Natural disasters, the impacts of the COVID-19 pandemic, social instability – the Somaliland region is facing multiple crises at the same time. Improving Disaster Risk Management and Food Security to Strengthen Resilience in Somaliland, a transitional development assistance project implemented on behalf of the German Federal Ministry for Economic Cooperation and Development (BMZ), is addressing them. It is also working to increase economic, political and social participation for women and young people.
The wonder of refrigeration
The amazing story of a successful dairywoman, helpful cooling and an enthusiastic community. Out and about in the Somaliland region.
Milk pays for medical studies
Food is precious, and difficult to store. This is why the refrigerators are so important for Mohamoud and the success of her small business. She now earns enough from selling milk to be able to send her eight children to school, and can even pay for her oldest son to study medicine.
Mohamoud herself has never sat in a classroom. ‘There was no school in the village where I grew up,’ she says. But she has not let her lack of formal education hold her back. ‘I learned arithmetic and a little writing in Somali in my everyday life,’ the small business owner explains. And her business sense is plainly something she was born with.
It is not left to her alone to generate the family’s income as her husband works in the business too. Ifrah Mohamoud used the first profits she earned from selling milk to buy a minibus, and employs her husband as a driver. Every morning he travels round the surrounding villages to collect the milk.
The part that refrigerators can play in this is demonstrated in Karasharka. Here, a group of 19 women and one man are gaining directly from the cooling hubs, but essentially they benefit all 250 households in the village. This is because the village development committee collects money for joint projects from all the residents. As individuals become wealthier, the community is better off as a result. The committee has now gathered enough to start building a health centre.
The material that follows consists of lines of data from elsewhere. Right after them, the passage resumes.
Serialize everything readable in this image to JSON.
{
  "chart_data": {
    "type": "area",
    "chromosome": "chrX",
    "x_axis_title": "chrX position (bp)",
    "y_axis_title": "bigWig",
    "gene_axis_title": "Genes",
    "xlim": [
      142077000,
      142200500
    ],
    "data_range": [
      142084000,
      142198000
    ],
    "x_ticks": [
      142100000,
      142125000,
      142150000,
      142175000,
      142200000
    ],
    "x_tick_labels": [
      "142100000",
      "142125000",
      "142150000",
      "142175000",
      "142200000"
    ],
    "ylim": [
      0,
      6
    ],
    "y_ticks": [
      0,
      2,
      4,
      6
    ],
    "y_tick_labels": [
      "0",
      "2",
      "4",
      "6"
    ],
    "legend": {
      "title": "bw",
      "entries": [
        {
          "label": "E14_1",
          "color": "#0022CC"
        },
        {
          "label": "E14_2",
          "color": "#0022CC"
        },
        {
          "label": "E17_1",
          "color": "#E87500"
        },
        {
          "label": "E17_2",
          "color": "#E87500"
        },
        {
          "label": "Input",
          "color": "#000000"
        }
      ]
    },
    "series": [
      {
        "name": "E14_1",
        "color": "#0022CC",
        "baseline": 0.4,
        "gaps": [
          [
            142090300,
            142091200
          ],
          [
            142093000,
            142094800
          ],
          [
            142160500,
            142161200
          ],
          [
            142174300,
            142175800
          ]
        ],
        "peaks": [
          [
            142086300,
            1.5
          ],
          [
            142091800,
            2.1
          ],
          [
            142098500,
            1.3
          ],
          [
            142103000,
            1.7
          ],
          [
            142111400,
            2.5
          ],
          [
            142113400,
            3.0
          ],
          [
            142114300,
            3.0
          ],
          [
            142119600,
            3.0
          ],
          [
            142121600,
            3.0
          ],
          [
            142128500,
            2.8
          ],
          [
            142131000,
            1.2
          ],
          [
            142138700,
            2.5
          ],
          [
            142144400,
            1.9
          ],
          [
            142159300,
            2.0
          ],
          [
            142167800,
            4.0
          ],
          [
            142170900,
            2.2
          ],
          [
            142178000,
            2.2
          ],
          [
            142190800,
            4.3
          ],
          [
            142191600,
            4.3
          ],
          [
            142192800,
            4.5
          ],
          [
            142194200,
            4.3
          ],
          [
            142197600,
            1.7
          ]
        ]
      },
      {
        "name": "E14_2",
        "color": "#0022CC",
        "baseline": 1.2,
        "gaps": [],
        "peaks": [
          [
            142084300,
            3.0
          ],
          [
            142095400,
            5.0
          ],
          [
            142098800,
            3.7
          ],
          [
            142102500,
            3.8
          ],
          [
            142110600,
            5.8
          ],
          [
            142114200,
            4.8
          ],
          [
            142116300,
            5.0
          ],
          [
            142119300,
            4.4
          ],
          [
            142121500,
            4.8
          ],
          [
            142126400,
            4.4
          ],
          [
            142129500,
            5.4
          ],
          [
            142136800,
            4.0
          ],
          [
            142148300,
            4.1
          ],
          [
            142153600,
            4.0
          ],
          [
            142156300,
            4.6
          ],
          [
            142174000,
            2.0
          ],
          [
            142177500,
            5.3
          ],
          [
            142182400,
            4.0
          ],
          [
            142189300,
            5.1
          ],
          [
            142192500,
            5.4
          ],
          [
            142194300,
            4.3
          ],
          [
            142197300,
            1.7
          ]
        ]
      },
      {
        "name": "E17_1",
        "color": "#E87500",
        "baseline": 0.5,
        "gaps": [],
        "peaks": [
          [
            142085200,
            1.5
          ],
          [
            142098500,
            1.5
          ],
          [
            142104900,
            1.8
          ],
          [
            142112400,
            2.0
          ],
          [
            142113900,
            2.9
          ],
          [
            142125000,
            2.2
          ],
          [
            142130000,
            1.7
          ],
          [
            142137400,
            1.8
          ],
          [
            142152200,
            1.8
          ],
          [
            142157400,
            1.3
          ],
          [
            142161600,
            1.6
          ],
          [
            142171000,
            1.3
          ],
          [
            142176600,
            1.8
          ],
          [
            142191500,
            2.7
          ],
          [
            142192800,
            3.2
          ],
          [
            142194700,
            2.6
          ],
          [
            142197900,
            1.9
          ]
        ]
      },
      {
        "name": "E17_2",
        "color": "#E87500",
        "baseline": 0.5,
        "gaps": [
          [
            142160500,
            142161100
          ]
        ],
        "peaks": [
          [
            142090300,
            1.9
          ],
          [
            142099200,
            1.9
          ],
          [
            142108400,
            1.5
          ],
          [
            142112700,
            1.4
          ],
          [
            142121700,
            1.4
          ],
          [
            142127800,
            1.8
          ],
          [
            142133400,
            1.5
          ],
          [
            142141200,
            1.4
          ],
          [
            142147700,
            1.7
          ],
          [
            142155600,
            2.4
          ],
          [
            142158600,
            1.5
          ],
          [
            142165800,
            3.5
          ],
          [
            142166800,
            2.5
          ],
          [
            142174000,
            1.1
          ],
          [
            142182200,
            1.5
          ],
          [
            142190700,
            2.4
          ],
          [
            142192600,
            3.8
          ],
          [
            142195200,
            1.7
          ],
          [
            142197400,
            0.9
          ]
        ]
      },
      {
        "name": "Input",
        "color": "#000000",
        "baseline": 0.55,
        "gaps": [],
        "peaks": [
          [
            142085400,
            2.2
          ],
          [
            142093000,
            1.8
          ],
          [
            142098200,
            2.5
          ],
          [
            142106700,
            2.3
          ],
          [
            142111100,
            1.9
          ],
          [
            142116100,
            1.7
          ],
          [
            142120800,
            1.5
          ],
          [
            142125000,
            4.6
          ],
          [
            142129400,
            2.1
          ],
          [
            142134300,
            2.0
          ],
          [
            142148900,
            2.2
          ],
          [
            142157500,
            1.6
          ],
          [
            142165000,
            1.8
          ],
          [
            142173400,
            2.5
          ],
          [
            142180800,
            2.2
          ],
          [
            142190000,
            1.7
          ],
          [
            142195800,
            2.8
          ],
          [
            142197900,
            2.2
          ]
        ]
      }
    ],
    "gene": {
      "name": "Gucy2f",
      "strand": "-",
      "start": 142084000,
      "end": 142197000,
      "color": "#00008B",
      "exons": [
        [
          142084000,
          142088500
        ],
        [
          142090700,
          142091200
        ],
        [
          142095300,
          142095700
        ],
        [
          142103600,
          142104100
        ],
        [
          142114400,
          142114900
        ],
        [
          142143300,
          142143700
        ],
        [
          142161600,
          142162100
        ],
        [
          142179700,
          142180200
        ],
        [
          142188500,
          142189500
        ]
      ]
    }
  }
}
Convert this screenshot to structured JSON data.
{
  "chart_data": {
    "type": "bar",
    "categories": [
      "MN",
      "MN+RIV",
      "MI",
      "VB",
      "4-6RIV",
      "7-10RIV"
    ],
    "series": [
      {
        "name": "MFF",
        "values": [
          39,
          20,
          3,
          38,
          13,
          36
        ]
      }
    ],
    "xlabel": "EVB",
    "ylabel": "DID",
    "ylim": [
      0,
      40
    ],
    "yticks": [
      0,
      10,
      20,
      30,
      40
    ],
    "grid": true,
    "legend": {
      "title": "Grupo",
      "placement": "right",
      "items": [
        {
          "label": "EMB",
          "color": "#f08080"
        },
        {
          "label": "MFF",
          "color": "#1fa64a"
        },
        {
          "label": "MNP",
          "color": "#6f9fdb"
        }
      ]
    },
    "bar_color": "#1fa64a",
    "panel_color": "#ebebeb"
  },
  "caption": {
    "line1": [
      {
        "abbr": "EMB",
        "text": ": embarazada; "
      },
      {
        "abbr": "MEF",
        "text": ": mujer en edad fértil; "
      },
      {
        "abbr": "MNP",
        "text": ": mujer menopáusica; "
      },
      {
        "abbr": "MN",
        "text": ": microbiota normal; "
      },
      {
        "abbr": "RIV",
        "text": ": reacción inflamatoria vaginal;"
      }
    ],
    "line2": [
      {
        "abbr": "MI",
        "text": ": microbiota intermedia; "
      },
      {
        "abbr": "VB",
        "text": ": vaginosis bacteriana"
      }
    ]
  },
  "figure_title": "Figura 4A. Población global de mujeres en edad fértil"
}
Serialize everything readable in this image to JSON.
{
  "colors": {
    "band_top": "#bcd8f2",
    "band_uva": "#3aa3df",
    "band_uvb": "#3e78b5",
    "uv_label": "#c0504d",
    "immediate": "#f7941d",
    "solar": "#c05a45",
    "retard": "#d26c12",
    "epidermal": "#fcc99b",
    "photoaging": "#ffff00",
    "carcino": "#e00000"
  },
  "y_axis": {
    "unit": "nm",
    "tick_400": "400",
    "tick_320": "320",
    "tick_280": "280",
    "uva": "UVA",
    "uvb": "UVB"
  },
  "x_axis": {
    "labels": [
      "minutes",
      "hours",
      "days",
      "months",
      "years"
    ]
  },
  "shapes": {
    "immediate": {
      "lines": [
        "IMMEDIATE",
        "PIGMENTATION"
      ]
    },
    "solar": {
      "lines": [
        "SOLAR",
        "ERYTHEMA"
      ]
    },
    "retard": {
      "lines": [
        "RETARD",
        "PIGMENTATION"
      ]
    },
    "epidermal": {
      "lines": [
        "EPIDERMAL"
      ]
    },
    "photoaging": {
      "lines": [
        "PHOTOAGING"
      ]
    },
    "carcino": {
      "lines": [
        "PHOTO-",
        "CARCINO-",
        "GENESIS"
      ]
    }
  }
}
According to Ali Hirsi, who heads the committee, this would have been impossible without the refrigerators: ‘The milk traders contributed most of the money for it.’ The shell of the health centre building is already up, and GIZ will finance its completion. ‘We think this initiative that the village launched is admirable and want to support it,’ says Carola von Morstein. Until September 2023, she was responsible for coordinating GIZ projects in Somaliland, and knows Karasharka very well. The government has already agreed to cover the cost of the health care staff’s salaries once the building is finished.
There are even more people who benefit indirectly, namely those who buy the milk. Many of them are passing through the village, as Karasharka lies on an important road connecting the interior of the region with the port city of Berbera. Since Karasharka now has a reputation as a ‘milk village’, many travellers plan a brief stop there to pick some up for themselves. Camel milk, goat milk and cow milk are all available.
Abdirashid Ali has just pulled up in his truck outside the cooling hub. He plies this transit route daily, carrying goods. Every day he picks up 20 milk containers in Karasharka, each one holding 28 litres. He sells them in Berbera on commission, a handy source of extra income for him. Ali himself likes camel milk best, praising it as being ‘particularly nutritious’. And then he’s off on his way again. With the milk that can change lives here.